Qui étaient ces hommes et pourquoi étaient-ils là ?

Elle se doutait plus ou moins qu'ils devaient être liés à Hakkai, mais elle ne comprenait pas pourquoi ils étaient venus ici ce soir.

Ce sont ses meurtriers ? Et maintenant, ils sont venus pour Taiju et moi ?

Cette idée lui fit courir un frisson de terreur le long de la colonne.

Elle enfouit son visage entre ses bras et se mit à pleurer sans parvenir à s'en empêcher.




Après ce qui lui avait paru durer une éternité, un coup retentit à la porte et Yukino bondit avant de reconnaître la voix de Taiju.

Yuki... C'est moi...

Elle vint lui ouvrir avec un soupir de soulagement.

C'était bien lui.

Il était là, débraillé et mal en point, mais il était là.

Elle se jeta dans ses bras et Taiju la serra contre lui.

– Je suis là... Répéta-t-il. Je suis là.

Elle tremblait de tous ses membres remarqua-t-il.

Au bout d'un moment, elle se redressa et commença à l'examiner sous toutes les coutures.

– Est-ce que tu es blessé ? Dit-elle une note d'affolement dans la voix. As-tu besoin d'aller à l'hôpital ?

Taiju prit ses mains dans les siennes.

– Je vais bien, la rassura-t-il. C'est le sang de ces bâtards. Moi je n'ai rien.

Mais Yukino avait besoin de s'en assurer par elle-même.

Elle l'attira dans le bureau et le força à s'asseoir sur le canapé.

Puis elle disparut dans la salle de bain et en revint avec la trousse à pharmacie.

Une fois là, elle se mit à nettoyer chacune de ses égratignures, soulevant sa chemise et scrutant chaque petites plaies pour s'assurer qu'il avait dit vrai.

Il la laissa faire en silence.

Ses mains tremblaient toujours, remarqua-t-il, et elle avait le souffle erratique. Il vit aussi les traces de larmes sur ses joues et ses lèvres étaient plus pâles que d'habitude.

Quand elle eut terminé, elle appuya son front contre son torse et respira pour essayer de se calmer.

Les bras de Taiju revinrent l'enlacer.

– Je vais bien Yuki, lui dit-il à nouveau. Ils sont partis, c'est fini.
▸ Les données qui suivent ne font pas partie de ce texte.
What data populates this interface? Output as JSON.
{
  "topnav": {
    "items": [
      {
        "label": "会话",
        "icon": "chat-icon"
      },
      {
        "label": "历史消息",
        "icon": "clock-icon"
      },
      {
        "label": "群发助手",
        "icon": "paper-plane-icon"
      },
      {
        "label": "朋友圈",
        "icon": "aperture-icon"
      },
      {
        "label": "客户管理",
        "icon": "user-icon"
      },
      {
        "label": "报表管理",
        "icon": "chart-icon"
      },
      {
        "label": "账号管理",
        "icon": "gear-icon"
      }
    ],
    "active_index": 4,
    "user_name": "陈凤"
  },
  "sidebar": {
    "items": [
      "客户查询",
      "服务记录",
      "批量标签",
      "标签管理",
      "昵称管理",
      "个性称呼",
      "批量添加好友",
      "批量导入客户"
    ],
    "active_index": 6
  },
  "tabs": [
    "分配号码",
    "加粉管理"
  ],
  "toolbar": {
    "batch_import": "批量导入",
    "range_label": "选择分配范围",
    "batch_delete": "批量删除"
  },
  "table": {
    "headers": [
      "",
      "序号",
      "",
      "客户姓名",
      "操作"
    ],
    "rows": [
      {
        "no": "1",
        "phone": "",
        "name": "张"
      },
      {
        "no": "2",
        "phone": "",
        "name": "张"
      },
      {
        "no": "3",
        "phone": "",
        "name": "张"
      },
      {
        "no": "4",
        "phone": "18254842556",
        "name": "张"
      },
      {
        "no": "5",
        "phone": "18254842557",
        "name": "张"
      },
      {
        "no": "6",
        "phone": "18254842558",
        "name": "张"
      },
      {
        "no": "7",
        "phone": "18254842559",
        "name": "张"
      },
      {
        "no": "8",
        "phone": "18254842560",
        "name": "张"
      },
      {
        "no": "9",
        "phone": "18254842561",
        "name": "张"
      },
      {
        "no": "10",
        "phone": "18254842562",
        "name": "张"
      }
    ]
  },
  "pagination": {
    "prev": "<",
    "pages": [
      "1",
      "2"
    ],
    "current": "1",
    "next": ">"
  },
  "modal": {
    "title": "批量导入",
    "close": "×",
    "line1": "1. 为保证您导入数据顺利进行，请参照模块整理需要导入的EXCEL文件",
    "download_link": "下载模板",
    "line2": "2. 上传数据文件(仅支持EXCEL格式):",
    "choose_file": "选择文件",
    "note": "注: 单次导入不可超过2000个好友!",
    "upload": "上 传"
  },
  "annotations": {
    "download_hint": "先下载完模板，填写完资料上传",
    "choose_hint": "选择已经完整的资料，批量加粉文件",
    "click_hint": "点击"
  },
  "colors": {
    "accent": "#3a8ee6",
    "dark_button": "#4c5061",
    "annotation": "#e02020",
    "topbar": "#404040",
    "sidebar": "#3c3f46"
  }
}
Puis il réfléchit et ajouta :

– Yuki, dit-il, nous allons nous en aller.

Yukino leva la tête. 

Elle le regarda et Taiju reprit.

– Nous allons prendre le prochain vol, dit-il. Demain au plus tard, peu importe ce que ça coûtera. Nous n'avons qu'à aller retrouver Yuzuha à Los Angeles, qu'est-ce que tu en dis ?

– Partir... Répéta-t-elle, en état de choc.

– Oui, dit-il. Quitter le Japon. Aujourd'hui même.

Un peu plus tôt, il s'était demandé ce qui serait arrivé si Yukino n'avait pas réussi à échapper au hommes du Toman et une lame froide de terreur lui avait traversé la poitrine.

Partir... c'est ce que nous avons de mieux à faire.